Tempting Tempura
Tempura, a
staple of Japanese kitchens is a light and delightful dish, best when fried in
very light oils. I have always considered it more of a cooking method than as a
single dish. Tempura sauce has a slightly sweet, slightly tangy taste with a
citrusy edge. The sauce is best, like
others of its type, when made up ahead of time and allowed to age slightly. I
prefer to make it at least a day ahead
Tempura Dipping
Sauce
3 Tbs Soya (Soy Sauce)
3 Tbs Chicken stock
1 tsp Ginger finely shredded
1 tsp Red Radish finely shredded
(optional)
Dribble Calamansi or Lemon Juice
(optional)
Mix all
ingredients in a bowl and refrigerate if not for immediate use.
Tempura Batter
Tempura
batter fries light and crisp, traditionally used for vegetables and prawn the
batter itself is highly adaptable for other more creative dishes. Keep in mind
that Tempura batter does not hold well and should be mixed immediately before
use.
3oz Plain Flour
1oz Cornstarch
1 medium Egg
½ cup cold water
Mix the
flour and cornstarch and sift together into a bowl. This mix can be made up
early and keeps well it can be stored the same any other flour. Place egg and
cold water in a mixing bowl and whisk together; whisking constantly, slowly add
your flour mix; whisk until smooth.
Bring it together
For this
section I will try to keep it short. You can cook prawn, shrimp or almost any
type of vegetable, Tempura style. It is simply a matter of taste. My wife loves
Broccoli Florets and Asparagus tips. My preference is more toward Button
Mushrooms and young French Beans. There is no right or wrong along as you
remember a few basic points.
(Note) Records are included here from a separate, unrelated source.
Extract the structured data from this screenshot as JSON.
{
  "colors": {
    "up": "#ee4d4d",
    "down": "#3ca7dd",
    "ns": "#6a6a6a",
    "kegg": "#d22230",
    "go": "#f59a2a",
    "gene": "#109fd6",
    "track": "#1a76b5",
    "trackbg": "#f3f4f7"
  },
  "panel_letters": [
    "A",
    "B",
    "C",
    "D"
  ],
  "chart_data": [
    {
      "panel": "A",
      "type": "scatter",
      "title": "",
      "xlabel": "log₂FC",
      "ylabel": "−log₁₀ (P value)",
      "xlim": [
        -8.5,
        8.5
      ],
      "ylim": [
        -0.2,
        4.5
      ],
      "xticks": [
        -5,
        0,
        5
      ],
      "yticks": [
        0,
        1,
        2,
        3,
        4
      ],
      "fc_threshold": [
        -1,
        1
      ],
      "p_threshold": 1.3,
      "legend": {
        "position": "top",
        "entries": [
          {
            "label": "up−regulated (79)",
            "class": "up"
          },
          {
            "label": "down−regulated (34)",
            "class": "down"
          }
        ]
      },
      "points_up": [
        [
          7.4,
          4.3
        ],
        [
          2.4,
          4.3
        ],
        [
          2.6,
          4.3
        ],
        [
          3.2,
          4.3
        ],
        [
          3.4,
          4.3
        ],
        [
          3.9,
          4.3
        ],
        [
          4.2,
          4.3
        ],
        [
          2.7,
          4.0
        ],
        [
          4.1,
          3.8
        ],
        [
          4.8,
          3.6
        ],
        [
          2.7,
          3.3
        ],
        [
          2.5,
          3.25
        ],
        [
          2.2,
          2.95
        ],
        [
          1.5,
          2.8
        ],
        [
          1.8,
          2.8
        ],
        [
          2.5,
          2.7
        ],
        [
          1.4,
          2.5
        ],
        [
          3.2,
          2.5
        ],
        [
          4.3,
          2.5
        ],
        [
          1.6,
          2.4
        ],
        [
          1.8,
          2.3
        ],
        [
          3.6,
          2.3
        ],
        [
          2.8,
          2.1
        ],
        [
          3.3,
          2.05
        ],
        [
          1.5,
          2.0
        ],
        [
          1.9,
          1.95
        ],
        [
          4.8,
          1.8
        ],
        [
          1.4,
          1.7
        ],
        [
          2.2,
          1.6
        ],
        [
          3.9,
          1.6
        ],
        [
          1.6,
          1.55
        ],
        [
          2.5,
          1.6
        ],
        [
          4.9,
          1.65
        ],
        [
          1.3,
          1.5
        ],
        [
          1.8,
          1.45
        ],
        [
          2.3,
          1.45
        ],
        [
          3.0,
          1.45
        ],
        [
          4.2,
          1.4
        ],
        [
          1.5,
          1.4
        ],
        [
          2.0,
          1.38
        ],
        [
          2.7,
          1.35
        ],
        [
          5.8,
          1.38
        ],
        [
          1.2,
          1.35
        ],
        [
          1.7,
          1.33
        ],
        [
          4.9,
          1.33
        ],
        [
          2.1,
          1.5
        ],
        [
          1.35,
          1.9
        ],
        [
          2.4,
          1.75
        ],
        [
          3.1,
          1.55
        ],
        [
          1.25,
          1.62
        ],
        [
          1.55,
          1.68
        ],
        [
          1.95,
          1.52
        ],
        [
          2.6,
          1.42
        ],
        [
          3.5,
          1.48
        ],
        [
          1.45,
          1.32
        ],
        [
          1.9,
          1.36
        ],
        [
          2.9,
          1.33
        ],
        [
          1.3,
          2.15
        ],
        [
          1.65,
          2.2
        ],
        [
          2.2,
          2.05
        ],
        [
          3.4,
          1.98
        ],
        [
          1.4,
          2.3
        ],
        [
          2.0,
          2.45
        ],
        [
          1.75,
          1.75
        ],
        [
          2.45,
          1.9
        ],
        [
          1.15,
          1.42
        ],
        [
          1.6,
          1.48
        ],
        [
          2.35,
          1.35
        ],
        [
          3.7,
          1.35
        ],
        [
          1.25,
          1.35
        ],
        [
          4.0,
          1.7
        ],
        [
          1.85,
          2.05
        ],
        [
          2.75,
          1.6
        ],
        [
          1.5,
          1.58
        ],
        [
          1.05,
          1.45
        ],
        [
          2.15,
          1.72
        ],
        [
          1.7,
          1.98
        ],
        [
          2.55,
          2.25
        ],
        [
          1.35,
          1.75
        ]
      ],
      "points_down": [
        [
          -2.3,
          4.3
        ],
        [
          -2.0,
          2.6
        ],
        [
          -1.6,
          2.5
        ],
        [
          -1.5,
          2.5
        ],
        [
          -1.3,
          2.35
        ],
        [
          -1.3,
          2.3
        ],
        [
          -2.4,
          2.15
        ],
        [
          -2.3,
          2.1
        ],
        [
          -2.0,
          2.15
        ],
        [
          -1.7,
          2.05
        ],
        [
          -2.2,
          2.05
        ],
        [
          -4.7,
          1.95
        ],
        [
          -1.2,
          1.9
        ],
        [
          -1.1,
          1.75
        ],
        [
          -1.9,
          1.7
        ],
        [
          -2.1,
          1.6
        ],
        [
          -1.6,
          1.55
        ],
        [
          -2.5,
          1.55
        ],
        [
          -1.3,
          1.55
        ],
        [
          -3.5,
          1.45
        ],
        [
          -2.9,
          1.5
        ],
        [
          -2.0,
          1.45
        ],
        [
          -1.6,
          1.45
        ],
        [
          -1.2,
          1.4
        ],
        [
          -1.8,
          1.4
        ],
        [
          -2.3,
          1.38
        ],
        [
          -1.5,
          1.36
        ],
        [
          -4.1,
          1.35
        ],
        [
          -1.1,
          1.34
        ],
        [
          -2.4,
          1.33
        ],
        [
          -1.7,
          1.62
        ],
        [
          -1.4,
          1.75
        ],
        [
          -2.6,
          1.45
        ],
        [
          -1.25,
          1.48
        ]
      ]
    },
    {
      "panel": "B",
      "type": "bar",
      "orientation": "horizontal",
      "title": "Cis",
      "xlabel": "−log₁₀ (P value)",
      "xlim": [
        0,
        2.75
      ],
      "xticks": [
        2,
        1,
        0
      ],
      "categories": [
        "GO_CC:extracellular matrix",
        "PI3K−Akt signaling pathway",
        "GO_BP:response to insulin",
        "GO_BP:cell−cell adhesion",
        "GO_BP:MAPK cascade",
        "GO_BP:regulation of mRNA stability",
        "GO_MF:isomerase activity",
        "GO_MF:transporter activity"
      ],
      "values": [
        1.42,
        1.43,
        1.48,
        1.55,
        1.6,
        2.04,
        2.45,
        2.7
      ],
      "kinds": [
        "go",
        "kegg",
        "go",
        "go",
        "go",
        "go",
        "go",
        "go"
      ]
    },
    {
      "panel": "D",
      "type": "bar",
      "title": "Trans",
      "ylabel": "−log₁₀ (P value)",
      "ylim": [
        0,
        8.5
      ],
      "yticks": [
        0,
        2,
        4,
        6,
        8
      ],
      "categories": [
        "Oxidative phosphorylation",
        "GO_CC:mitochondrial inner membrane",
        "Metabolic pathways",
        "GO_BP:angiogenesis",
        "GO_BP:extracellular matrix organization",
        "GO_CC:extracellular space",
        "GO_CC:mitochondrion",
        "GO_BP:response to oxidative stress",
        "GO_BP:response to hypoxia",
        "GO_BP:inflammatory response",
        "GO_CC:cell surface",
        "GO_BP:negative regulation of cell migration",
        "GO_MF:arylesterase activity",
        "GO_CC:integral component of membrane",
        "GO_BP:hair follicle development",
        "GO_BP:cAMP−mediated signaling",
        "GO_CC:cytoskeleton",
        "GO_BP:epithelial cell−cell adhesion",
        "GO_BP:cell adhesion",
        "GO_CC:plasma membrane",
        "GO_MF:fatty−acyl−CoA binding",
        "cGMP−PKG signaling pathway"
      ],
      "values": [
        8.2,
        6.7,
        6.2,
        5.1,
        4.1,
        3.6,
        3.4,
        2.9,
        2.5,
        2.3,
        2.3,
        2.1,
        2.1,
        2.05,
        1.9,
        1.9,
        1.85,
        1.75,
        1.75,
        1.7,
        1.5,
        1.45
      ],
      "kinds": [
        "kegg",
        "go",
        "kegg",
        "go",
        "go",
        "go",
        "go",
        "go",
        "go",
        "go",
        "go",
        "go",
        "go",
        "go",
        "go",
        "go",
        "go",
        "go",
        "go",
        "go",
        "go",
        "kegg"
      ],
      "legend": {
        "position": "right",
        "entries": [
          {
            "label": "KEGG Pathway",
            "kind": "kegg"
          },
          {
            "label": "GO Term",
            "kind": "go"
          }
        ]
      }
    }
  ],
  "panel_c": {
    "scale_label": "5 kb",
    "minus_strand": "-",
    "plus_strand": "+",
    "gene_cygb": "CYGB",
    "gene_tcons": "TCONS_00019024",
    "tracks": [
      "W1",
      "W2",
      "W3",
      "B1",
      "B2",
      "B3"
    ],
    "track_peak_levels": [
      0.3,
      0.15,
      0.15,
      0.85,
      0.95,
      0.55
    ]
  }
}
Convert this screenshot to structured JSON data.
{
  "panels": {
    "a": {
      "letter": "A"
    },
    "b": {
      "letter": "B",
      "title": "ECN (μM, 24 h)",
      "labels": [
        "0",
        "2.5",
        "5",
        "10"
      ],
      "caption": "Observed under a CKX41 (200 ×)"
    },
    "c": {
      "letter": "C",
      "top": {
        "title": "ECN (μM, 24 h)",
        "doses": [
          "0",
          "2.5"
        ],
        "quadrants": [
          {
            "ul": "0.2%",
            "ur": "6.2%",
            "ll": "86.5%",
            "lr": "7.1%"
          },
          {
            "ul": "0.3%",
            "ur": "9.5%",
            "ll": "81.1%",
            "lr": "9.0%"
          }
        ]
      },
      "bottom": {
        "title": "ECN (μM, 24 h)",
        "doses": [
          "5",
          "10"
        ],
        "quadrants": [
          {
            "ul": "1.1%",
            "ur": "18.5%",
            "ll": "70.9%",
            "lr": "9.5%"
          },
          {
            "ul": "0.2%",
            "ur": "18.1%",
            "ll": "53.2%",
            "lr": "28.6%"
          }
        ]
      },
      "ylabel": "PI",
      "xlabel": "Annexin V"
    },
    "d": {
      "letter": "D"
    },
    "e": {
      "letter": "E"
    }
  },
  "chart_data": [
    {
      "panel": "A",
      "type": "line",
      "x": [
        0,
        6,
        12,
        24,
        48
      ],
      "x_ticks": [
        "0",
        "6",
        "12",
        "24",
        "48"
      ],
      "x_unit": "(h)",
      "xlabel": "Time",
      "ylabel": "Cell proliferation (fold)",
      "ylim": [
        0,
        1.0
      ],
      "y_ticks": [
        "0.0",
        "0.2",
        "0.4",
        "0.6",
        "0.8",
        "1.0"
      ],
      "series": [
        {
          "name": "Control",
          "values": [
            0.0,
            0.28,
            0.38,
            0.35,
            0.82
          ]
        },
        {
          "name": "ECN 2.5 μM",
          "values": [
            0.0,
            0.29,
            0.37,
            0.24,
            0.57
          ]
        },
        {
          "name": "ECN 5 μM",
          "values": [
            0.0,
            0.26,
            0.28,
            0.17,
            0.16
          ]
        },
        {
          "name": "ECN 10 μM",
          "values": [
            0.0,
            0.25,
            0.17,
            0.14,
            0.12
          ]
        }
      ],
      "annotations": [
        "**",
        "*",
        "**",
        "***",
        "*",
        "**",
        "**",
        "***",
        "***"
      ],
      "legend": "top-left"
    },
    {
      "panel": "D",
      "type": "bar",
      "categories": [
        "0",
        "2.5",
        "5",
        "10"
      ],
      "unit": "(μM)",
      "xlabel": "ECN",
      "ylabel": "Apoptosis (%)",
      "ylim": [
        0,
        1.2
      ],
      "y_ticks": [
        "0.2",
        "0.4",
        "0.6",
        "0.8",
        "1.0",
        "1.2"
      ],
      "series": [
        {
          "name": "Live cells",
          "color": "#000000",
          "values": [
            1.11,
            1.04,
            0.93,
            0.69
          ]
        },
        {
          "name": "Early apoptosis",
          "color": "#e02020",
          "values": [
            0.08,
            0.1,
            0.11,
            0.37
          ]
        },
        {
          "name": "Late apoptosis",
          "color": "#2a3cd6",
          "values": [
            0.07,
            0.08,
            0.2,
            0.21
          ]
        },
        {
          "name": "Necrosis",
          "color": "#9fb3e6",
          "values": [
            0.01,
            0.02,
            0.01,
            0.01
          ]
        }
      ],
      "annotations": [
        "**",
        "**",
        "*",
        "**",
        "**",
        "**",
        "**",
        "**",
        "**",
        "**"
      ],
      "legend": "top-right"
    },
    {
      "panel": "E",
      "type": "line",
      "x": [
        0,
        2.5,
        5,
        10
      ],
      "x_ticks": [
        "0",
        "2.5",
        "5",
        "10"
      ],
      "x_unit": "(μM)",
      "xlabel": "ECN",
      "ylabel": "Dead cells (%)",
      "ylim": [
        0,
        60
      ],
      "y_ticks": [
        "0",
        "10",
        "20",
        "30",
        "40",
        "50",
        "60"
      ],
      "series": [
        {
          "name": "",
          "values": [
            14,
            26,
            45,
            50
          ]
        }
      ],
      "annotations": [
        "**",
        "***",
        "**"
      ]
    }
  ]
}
Have your choice of items to be fried as dry as
possible, the dryer they are the crisper your finished product. Soggy Tempura
is not good. Dip items and place in oil immediately; only fry a few items at a
time to avoid items sticking together or over cooling your oil. Cook until a
light golden color, remove from oil with slotted spoon or tongs and place where
they can drain all excess oil. I use paper towels or sponges in a pinch but my
favorite method is to use, a bakers cooling rack, letting the oil drain into a
pan for later recovery and reuse. Serve hot with the dipping sauce. ENJOY!